2. Separate Bank Accounts
Maintaining distinct accounts for personal and business finances helps prevent the misappropriation of business assets.
3. Require Background Checks
Conducting background checks on new hires ensures they are trustworthy and do not have a history of theft, fraud, or embezzlement.
4. Regularly Inspect Inventory
Regular inventory inspections help account for lost or stolen items and verify that all orders are accurately fulfilled.
5. Implement Access Controls
Granting individual log-in credentials to employees ensures that only authorized users can access systems and data.
6. Restrict Access to Financial Systems and Data
Only those who need access to financial data, such as bookkeepers, should have it. This reduces the risk of misappropriation.
7. Update Passwords Regularly
Regular password updates, ideally every 30 days, reduce the risk of unauthorized access.
8. Reconcile Transactions
Regularly checking transactions against bank accounts helps identify unauthorized activities.
9. Check Credit Card Statements
Thoroughly reviewing credit card statements can catch fraudulent charges and unauthorized purchases.
10. Compare Receipts
Matching receipts to transactions ensures that all recorded sales are legitimate.
11. Create a Vendor Approval Process
A multi-step vendor approval process ensures that payments are made only to genuine vendors.
12. List All Vendors
Maintaining a database of vendors helps verify invoices and prevent fraudulent payments.
13. Mark All Invoices
Marking paid invoices helps avoid duplicate payments.
14. Randomize Reviews
Conducting random audits of transactions and accounts can reveal unauthorized activity that might be hidden during regular reviews.

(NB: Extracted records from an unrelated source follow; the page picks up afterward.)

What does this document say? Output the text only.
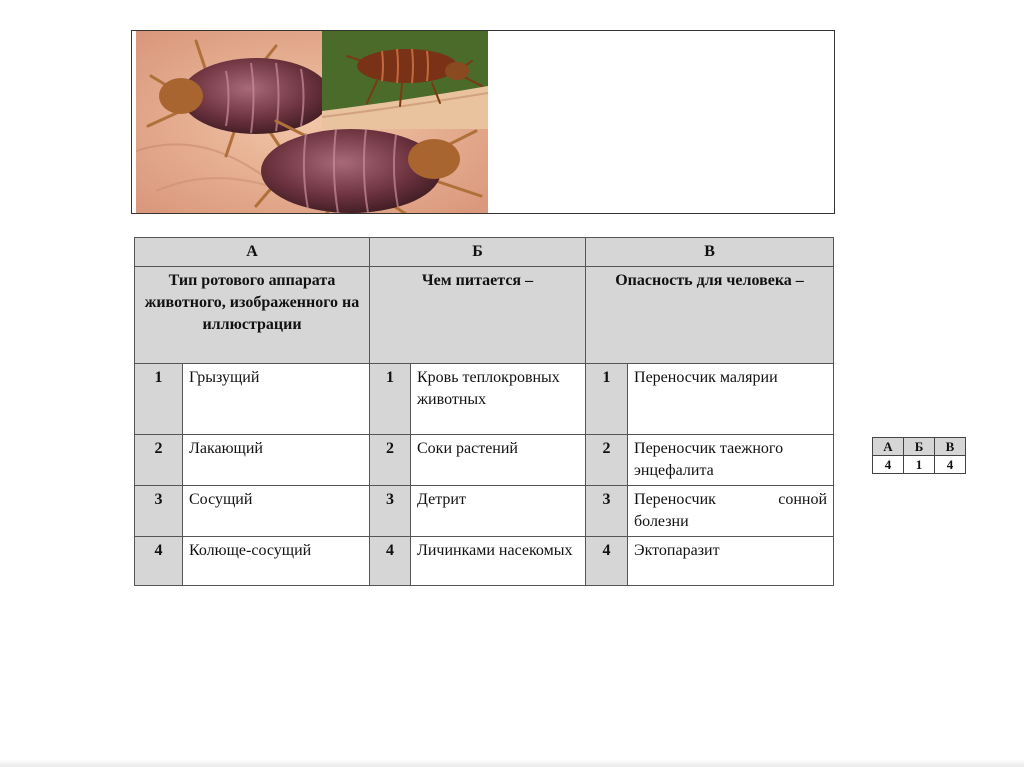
А		Б		В	
Тип ротового аппарата животного, изображенного на иллюстрации		Чем питается –		Опасность для человека –	
1	Грызущий	1	Кровь теплокровных животных	1	Переносчик малярии
2	Лакающий	2	Соки растений	2	Переносчик таежного энцефалита
3	Сосущий	3	Детрит	3	Переносчик сонной болезни
4	Колюще-сосущий	4	Личинками насекомых	4	Эктопаразит
А	Б	В
4	1	4
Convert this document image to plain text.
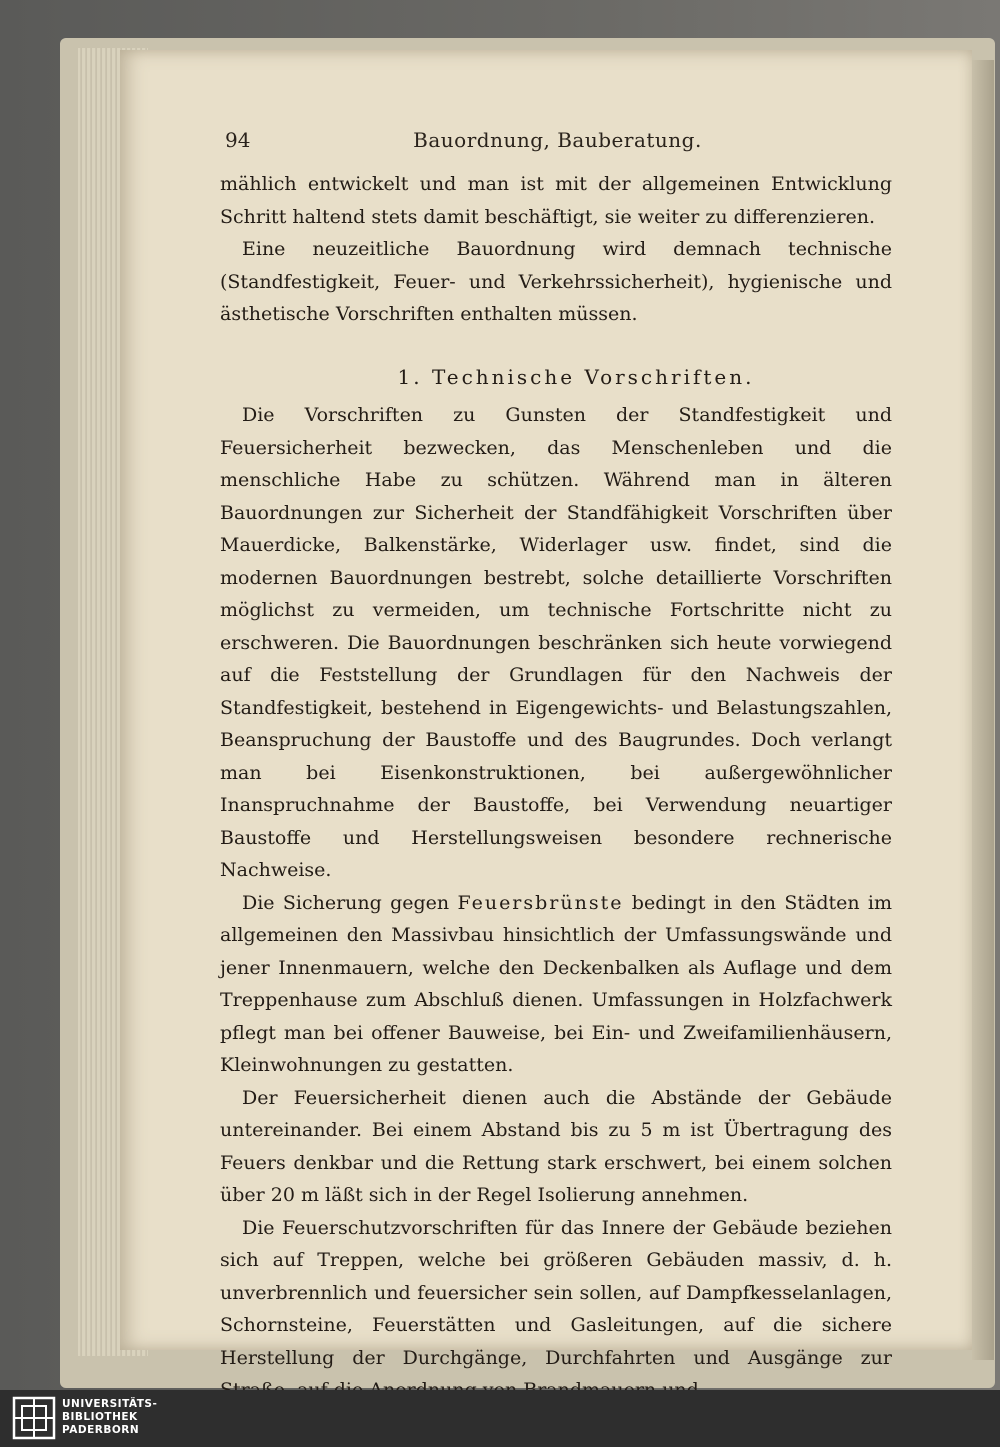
94	Bauordnung, Bauberatung.

mählich entwickelt und man ist mit der allgemeinen Entwicklung Schritt haltend stets damit beschäftigt, sie weiter zu differenzieren.

Eine neuzeitliche Bauordnung wird demnach technische (Standfestigkeit, Feuer- und Verkehrssicherheit), hygienische und ästhetische Vorschriften enthalten müssen.

1. Technische Vorschriften.

Die Vorschriften zu Gunsten der Standfestigkeit und Feuersicherheit bezwecken, das Menschenleben und die menschliche Habe zu schützen. Während man in älteren Bauordnungen zur Sicherheit der Standfähigkeit Vorschriften über Mauerdicke, Balkenstärke, Widerlager usw. findet, sind die modernen Bauordnungen bestrebt, solche detaillierte Vorschriften möglichst zu vermeiden, um technische Fortschritte nicht zu erschweren. Die Bauordnungen beschränken sich heute vorwiegend auf die Feststellung der Grundlagen für den Nachweis der Standfestigkeit, bestehend in Eigengewichts- und Belastungszahlen, Beanspruchung der Baustoffe und des Baugrundes. Doch verlangt man bei Eisenkonstruktionen, bei außergewöhnlicher Inanspruchnahme der Baustoffe, bei Verwendung neuartiger Baustoffe und Herstellungsweisen besondere rechnerische Nachweise.

Die Sicherung gegen Feuersbrünste bedingt in den Städten im allgemeinen den Massivbau hinsichtlich der Umfassungswände und jener Innenmauern, welche den Deckenbalken als Auflage und dem Treppenhause zum Abschluß dienen. Umfassungen in Holzfachwerk pflegt man bei offener Bauweise, bei Ein- und Zweifamilienhäusern, Kleinwohnungen zu gestatten.

Der Feuersicherheit dienen auch die Abstände der Gebäude untereinander. Bei einem Abstand bis zu 5 m ist Übertragung des Feuers denkbar und die Rettung stark erschwert, bei einem solchen über 20 m läßt sich in der Regel Isolierung annehmen.

Die Feuerschutzvorschriften für das Innere der Gebäude beziehen sich auf Treppen, welche bei größeren Gebäuden massiv, d. h. unverbrennlich und feuersicher sein sollen, auf Dampfkesselanlagen, Schornsteine, Feuerstätten und Gasleitungen, auf die sichere Herstellung der Durchgänge, Durchfahrten und Ausgänge zur

UNIVERSITÄTS-
BIBLIOTHEK
PADERBORN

15. Use a Point-of-Sale System
A POS system manages transactions and controls register access, securing cash on hand.
16. Connect the Register to the POS
Ensuring that the register only opens with a POS signal makes it harder for employees to steal cash.
17. Document All Transactions
Keeping records of all transactions provides a complete financial picture and helps identify discrepancies.
18. Establish a Backup Record
Creating a backup of financial records ensures data integrity in case of system failures.
19. Count the Register Daily
Daily cash counts help identify discrepancies and potential theft early.
20. Assign Two Employees to Count Cash
Having two employees count cash reduces the risk of errors and intentional misreporting.
21. Limit Cash Access
Restricting access to cash to specific employees minimizes the risk of mishandling.
22. Secure Blank Checks
Storing blank checks in a safe and limiting access prevents unauthorized use.
23. Introduce a Check Signing Process
Requiring dual signatures for checks adds an extra layer of verification.
24. Use Manual Signatures
Requiring manual signatures on checks and documents reduces the risk of forgery.
25. Implement Expense Limits
Setting approval thresholds for expenses ensures oversight of significant purchases.
26. Monitor Expense Reimbursements
Implementing a reimbursement process ensures that only approved expenses are reimbursed.
27. Verify Reporting Accuracy
Regular reviews of financial reports ensure that all information is accurate and timely.
28. Conduct External Reviews
External audits by a certified public accountant (CPA) provide an unbiased evaluation of financial controls and compliance.
29. Implement Controls Technology
Using technology to manage internal controls can automate processes and adapt to the growth of the business.
Checklist for Implementing Internal Controls
To get started with internal controls, small businesses should:
- Identify key financial processes that need controls.
- Assign responsibilities to different employees.
- Implement access controls and regularly update passwords.
- Conduct regular and random audits of transactions and accounts.
- Use a point-of-sale system for transaction management.
- Establish a vendor approval process and maintain a vendor database.
- Document all transactions and keep backup records.
- Regularly inspect inventory and count cash.
- Conduct background checks on new hires.
- Seek external reviews from auditors or CPAs.
By implementing these internal controls, small businesses can protect their assets, reduce the risk of fraud, and build a secure foundation for growth.